Alexander Berry died on 17 September 1873 aged 91, at Crows Nest House. He was buried in a family vault in St. Thomas' cemetery with his wife and Edward Wollstonecraft. The cemetery is now known as St Thomas Rest Park, and the graves are still present.

The probate value of Berry's estate was £400,000 sterling. He had prepared a will to bequeath the greater part of his estate to the University of St Andrews, but died a few hours before the time appointed to sign it. His fortune passed to his brother, David Berry, and when he died in 1889 the estate was worth £1,252,975 sterling. David fulfilled Alexander's desire by making a bequest to the University of St. Andrews in Scotland of £100,000. In 1889 St Andrews used the £100,000 legacy to establish the Berry Chair of English Literature, which still continues today. David was probably one of Australia's earliest millionaires.

After the death of Alexander and David Berry, the running of the Shoalhaven and Crows Nest interests passed to their cousin, Sir John Hay. Hay gradually sold off the estates but the feudal-like tenancy system established by Alexander Berry, which was the largest of its type in Australia, continued in the Shoalhaven region until around 1912. Extravagant festivals were arranged to celebrate the Berrys and Hay during this period, in which the tenants would erect triumphal arches in their honour and present lavish gifts to their landlord.

The New South Wales South Coast town of Berry was named after the brothers after their death. Berry Island and Berrys Bay near the present day suburb of Wollstonecraft, all part of the original Crows Nest estate, were named after Alexander Berry. Berry Street in North Sydney and Alexander Street in Crows Nest are also both named after him.

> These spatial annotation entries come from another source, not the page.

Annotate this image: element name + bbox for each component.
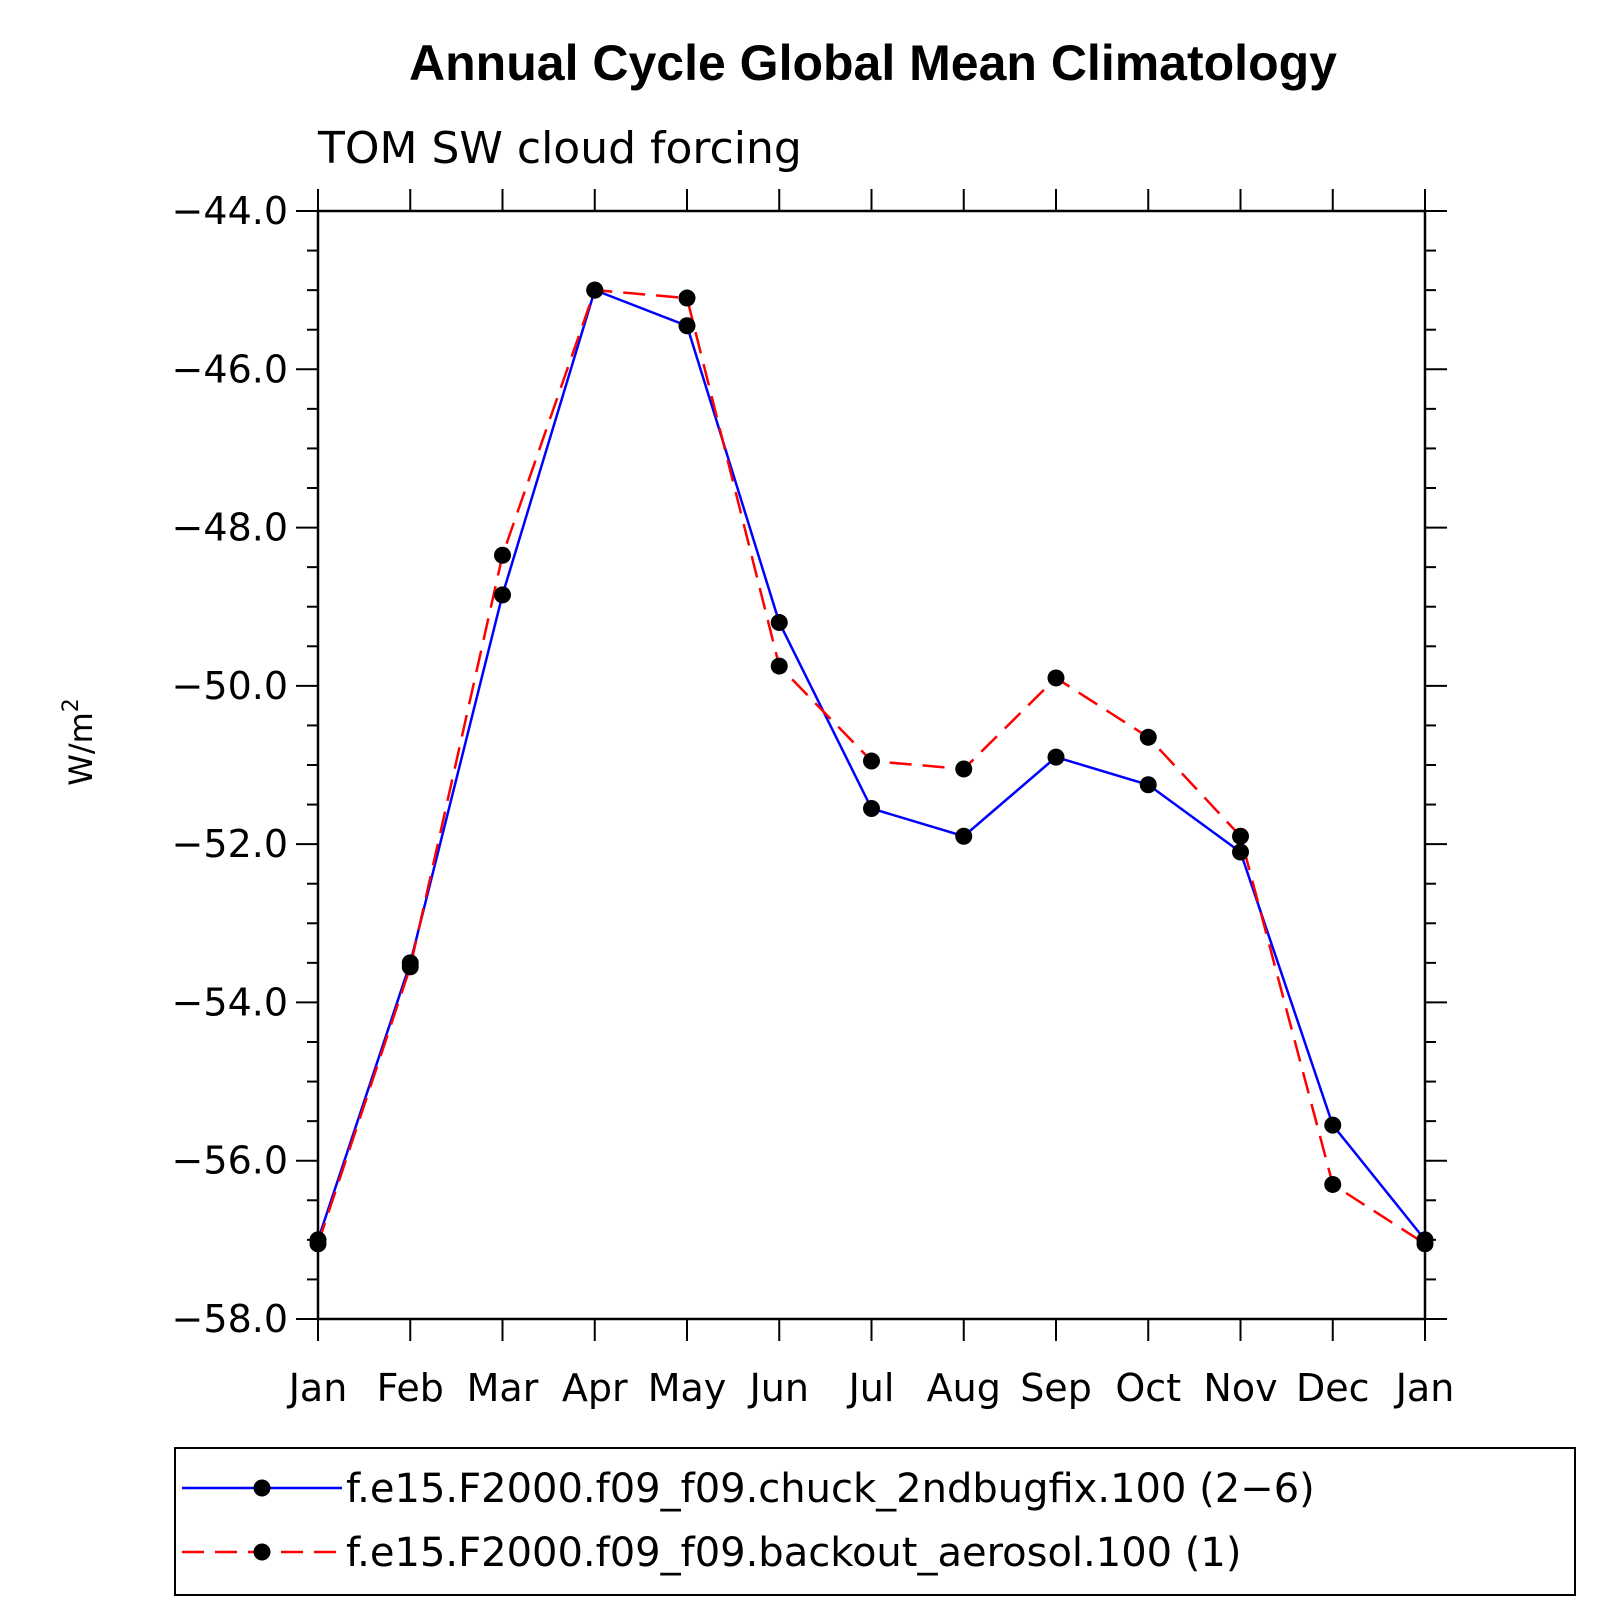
x-tick-label: May xyxy=(648,1366,727,1410)
series-2-point xyxy=(494,546,511,564)
plot-frame xyxy=(316,209,1427,1321)
series-2-point xyxy=(770,657,788,675)
legend-box xyxy=(174,1447,1576,1596)
series-2-point xyxy=(955,760,973,778)
x-tick-label: Nov xyxy=(1203,1366,1277,1410)
series-1-point xyxy=(678,317,696,335)
x-tick-label: Jan xyxy=(287,1366,348,1410)
series-2-point xyxy=(863,752,880,770)
y-tick-label: −58.0 xyxy=(172,1297,288,1341)
legend-label-2: f.e15.F2000.f09_f09.backout_aerosol.100 … xyxy=(346,1530,1241,1576)
x-tick-label: Dec xyxy=(1296,1366,1370,1410)
x-tick-label: Aug xyxy=(927,1366,1001,1410)
y-tick-label: −46.0 xyxy=(172,347,288,391)
y-tick-label: −48.0 xyxy=(172,506,288,550)
series-1-point xyxy=(955,827,973,845)
series-layer xyxy=(309,281,1434,1253)
series-2-point xyxy=(586,281,604,299)
y-tick-label: −56.0 xyxy=(172,1139,288,1183)
y-axis-label: W/m2 xyxy=(59,698,100,786)
legend-marker-2 xyxy=(253,1543,271,1561)
legend: f.e15.F2000.f09_f09.chuck_2ndbugfix.100 … xyxy=(174,1447,1576,1596)
x-tick-label: Oct xyxy=(1115,1366,1181,1410)
legend-marker-1 xyxy=(253,1479,271,1497)
x-tick-label: Jan xyxy=(1394,1366,1455,1410)
series-2-point xyxy=(678,289,696,307)
series-2-point xyxy=(401,958,419,976)
y-tick-label: −54.0 xyxy=(172,980,288,1024)
series-2-point xyxy=(1139,728,1157,746)
series-1-point xyxy=(1232,843,1249,861)
chart-title: Annual Cycle Global Mean Climatology xyxy=(409,35,1337,91)
legend-label-1: f.e15.F2000.f09_f09.chuck_2ndbugfix.100 … xyxy=(346,1466,1315,1512)
series-1-point xyxy=(770,614,788,632)
series-2-point xyxy=(1047,669,1065,687)
y-tick-label: −44.0 xyxy=(172,189,288,233)
x-tick-labels: Jan Feb Mar Apr May Jun Jul Aug Sep Oct Nov Dec Jan xyxy=(287,1366,1455,1410)
series-1-point xyxy=(1139,776,1157,794)
y-tick-labels: −44.0 −46.0 −48.0 −50.0 −52.0 −54.0 −56.0 −58.0 xyxy=(172,189,288,1341)
series-1-point xyxy=(1324,1116,1342,1134)
series-2-point xyxy=(1324,1175,1342,1193)
series-1-point xyxy=(863,800,880,818)
x-tick-label: Feb xyxy=(377,1366,444,1410)
y-tick-label: −52.0 xyxy=(172,822,288,866)
series-1-point xyxy=(494,586,511,604)
chart-subtitle: TOM SW cloud forcing xyxy=(317,123,802,174)
x-tick-label: Apr xyxy=(562,1366,628,1410)
x-tick-label: Sep xyxy=(1020,1366,1092,1410)
axis-ticks xyxy=(296,189,1447,1341)
series-2-point xyxy=(1232,827,1249,845)
x-tick-label: Jul xyxy=(847,1366,895,1410)
x-tick-label: Mar xyxy=(467,1366,539,1410)
y-tick-label: −50.0 xyxy=(172,664,288,708)
series-1-point xyxy=(1047,748,1065,766)
x-tick-label: Jun xyxy=(748,1366,809,1410)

Berry's Canal, the small canal that was constructed under direction of Alexander Berry at the Coolangatta Estate to link the Shoalhaven River and the Crookhaven River now forms the main Shoalhaven River estuary, with the former entrance to the Shoalhaven River at Shoalhaven Heads usually closed to the ocean, except during floods.

The seaside resort town of Coolangatta, Queensland, is named after one of Berry's ships that was wrecked there in 1846.